La voiture entre dans le palais de justice et des portières claquent ! On emmène Paschic violemment, comme s’il était un criminel et ce sont des couloirs, des bureaux, des greffes, des robes ! Paschic pénètre dans un univers bien huilé, dont il est contraint de remplir les formalités quasiment au pas de course ! Puis, il émerge dans une salle d’audience et on l’assoit sur un banc, celui des accusés, en lui pressant la tête !
Une minute plus tard, une juge, vêtue de rouge, vient siéger en disant : « Sororité ! », ce qui fait que tout le monde se lève, avant de se rasseoir ! La juge ouvre un lourd dossier et a l’air sombre : visiblement, elle est devant un cas difficile ! « Bien ! dit-elle. Accusé Paschic, je pense que vous avez eu le temps de mesurer la gravité des accusations qui pèsent contre vous…
_ Madame la juge…
_ Je dois vous avouer, accusé Paschic, que je suis troublée… Comment osez-vous ne pas soutenir la Machine, dans son effort de paix, alors qu’elle se bat inlassablement pour vous ? N’avez-vous pas honte de votre égocentrisme ?
_ Madame la juge…
_ La Machine est sacrée ! La famille aussi ! Notre pays est sacré ! Nous devons le défendre coûte que coûte ! Et vous que faites-vous ? Vous critiquez la Machine ! Vous mettez en doute ses motivations ! Vous sapez le moral des troupes ! Vous savez comment ça s’appelle, ça ? De la traîtrise, accusé Paschic ! Vous pouvez être qualifié d’agent de l’étranger et vous encourrez une peine de quinze ans de prison, au moins !
_ Madame la juge…
_ Je veux bien entendre votre défense, mais soyez bref, par pitié !

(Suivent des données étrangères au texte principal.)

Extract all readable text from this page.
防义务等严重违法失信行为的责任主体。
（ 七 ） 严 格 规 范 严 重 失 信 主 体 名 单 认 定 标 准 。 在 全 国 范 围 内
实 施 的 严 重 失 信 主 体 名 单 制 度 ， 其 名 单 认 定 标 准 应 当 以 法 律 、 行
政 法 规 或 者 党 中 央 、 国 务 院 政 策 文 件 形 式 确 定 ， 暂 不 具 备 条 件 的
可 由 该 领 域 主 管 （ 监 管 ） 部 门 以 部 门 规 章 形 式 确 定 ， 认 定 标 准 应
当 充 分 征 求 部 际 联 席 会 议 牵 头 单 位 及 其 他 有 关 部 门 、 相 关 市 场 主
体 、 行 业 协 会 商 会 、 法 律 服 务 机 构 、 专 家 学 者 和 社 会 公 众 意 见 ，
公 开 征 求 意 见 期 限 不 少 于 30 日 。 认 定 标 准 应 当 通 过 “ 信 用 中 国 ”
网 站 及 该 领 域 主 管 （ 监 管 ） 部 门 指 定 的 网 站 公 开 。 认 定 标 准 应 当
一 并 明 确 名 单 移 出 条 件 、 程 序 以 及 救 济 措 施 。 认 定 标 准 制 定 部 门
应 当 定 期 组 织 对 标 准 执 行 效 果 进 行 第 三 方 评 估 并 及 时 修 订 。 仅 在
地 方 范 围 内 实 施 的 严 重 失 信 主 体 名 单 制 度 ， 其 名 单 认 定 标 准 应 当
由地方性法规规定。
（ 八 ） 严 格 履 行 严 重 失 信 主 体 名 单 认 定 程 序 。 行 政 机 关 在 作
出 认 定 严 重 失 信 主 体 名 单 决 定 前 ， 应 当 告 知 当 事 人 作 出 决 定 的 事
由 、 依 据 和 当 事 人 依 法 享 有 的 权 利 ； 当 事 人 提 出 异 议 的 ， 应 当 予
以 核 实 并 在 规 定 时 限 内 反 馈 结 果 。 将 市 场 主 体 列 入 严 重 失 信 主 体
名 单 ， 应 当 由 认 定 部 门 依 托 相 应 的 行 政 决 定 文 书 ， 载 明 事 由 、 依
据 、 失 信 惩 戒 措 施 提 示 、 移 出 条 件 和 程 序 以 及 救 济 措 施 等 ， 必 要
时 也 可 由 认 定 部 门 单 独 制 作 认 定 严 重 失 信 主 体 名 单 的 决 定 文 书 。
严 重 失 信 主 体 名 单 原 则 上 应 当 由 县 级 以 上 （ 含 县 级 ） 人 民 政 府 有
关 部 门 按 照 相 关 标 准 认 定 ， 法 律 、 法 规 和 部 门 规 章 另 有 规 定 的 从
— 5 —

_ Ce n’est pas moi qui n’aime pas la Machine, mais c’est elle qui m’a rejeté ! Je suis d’accord d’obéir à la Machine, à condition qu’elle soit juste !
_ Mon Dieu, qui êtes-vous pour juger la Machine ? N’est-ce pas elle qui vous a fait ?
_ Elle n’est pas seulement ce qu’elle croit être ! En elle se cache un monstre !
_ Suffit ! Vous nous faites perdre la tête ! Je vous condamne au Labyrinthe !
_ Le Labyrinthe ?
_ Oui, il vous remettra les idées en place ! Vous allez voir comme on y était bien dans la famille de la Machine ! comme la société a du bon !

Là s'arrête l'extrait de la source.